But what about all those great professors that have a passion for teaching, those that just seem to get it? Typically, it’s a result of experience. Experience is a wonderful teacher, and professors who learn from their mistakes and research effective teaching methods on their own time will likely be better at it than others. Mentoring is also very helpful. Many doctorate students find advisors and mentors that are willing to work with them and teach them the practice of the trade, even sometimes offering teaching assistantships where they get practice before they graduate. This is, however, very dependent on the teaching quality of the mentors.
Recently, however, I’ve noticed that universities are now offering certificates for college teaching. Usually these programs consist of a few courses specifically suited for teaching in a college environment. As far as I know, I don’t know of any doctorate program that requires these to be a college professor, but the resource is there and more and more universities are encouraging professors and would-be professors to get it.
4. Beware of the “weeding out” classes
As I’m sure I’ve mentioned many times on this blog, I went to a university that was very engineering-focused. Even though I wasn’t an engineering major, I had to take an occasional basic engineering class or two each year. As a non-engineer, I noticed that I was having a very hard time with these classes. At first, I thought I just sucked at engineering. But upon discussing it with other classmates, we came to the realization that it wasn’t that we didn’t understand the work, but that the work was made hard on purpose.
First of all, those engineering 101 classes were huge. Lots of students and only one professor to teach us all. Our professor covered a lot of material in a very short amount of time. Tons. Concepts that, individually, would result in hours of work. Even if I did figure out how to solve the homework assignments, there was no way I could finish it all and do all the work in my other non-engineering classes. At some point, I had to call it quits and settle for the lower grade for that assignment. It made me wonder how those students with four engineering classes in a row got anything done.
What I learned later on was that these classes had an ulterior motive. In addition to providing a “general view” of engineering, they were designed to overwhelm students with varying different concepts to “weed out” the students who were not the best of the best at the craft. Even though I had a hard time excelling at the class, my wife, who was and engineering major at the time, got through those assignments with no problem. Sure enough, she got an A in the class and moved on to the higher level classes.
What surprised me about this the most was that I was generally good at math. I was studying meteorology and we dealt with all sorts of equations and concepts. But for some reason engineering work frustrated the hell out of me, and there was just so much of it. I, like many others, was the victim of a student not worthy to go to the higher level engineering classes, where professors worked at a better pace and were more willing to help you learn the material (as opposed to my class, where I would go to my professor to help me with assignments and he refused to help me in favor of the upper-level students).

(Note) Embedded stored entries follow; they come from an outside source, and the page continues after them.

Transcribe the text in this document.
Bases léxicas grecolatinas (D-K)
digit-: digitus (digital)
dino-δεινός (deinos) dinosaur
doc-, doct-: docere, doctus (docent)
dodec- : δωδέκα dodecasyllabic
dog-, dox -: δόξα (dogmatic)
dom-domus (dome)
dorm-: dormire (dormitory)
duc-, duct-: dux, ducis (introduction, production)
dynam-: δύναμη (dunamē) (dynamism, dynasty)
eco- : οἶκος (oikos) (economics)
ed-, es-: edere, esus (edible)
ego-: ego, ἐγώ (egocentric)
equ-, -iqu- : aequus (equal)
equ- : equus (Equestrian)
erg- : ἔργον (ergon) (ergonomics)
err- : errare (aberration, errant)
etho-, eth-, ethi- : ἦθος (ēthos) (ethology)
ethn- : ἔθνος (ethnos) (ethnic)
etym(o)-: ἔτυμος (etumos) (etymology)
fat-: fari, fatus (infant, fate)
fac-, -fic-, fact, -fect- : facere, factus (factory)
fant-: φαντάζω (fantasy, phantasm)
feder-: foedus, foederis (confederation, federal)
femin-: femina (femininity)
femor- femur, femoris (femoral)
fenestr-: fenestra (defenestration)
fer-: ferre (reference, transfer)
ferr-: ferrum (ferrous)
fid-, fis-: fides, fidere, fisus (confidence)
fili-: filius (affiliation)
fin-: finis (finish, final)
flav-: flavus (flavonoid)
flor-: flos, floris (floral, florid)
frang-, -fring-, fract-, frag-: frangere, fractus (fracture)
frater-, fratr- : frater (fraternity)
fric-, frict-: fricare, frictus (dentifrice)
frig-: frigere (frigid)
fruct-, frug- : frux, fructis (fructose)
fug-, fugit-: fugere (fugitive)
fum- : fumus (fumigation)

Now that I’ve graduated college and have worked in colleges, I notice this for many fields. STEM fields are notorious for this, but I’ve seen this in other fields as well.
Weeding out classes are generally seen as classes where they are designed for students to fail. Large classes where professors throw a lot of information at you in a “101” style class, hoping to scare away all but the most dedicated to the craft, those who will stick through until the end. They offer minimal support to test you to see how well you can take the heat.
It makes sense in the long run, since professors don’t want students who don’t have a chance at being successful in the field. But this is still important information for students who have a passion in a field, but don’t necessarily have the skills to get through those “weeding out classes”. If that’s you, you either need to find another major or prepare for an uphill battle getting that degree.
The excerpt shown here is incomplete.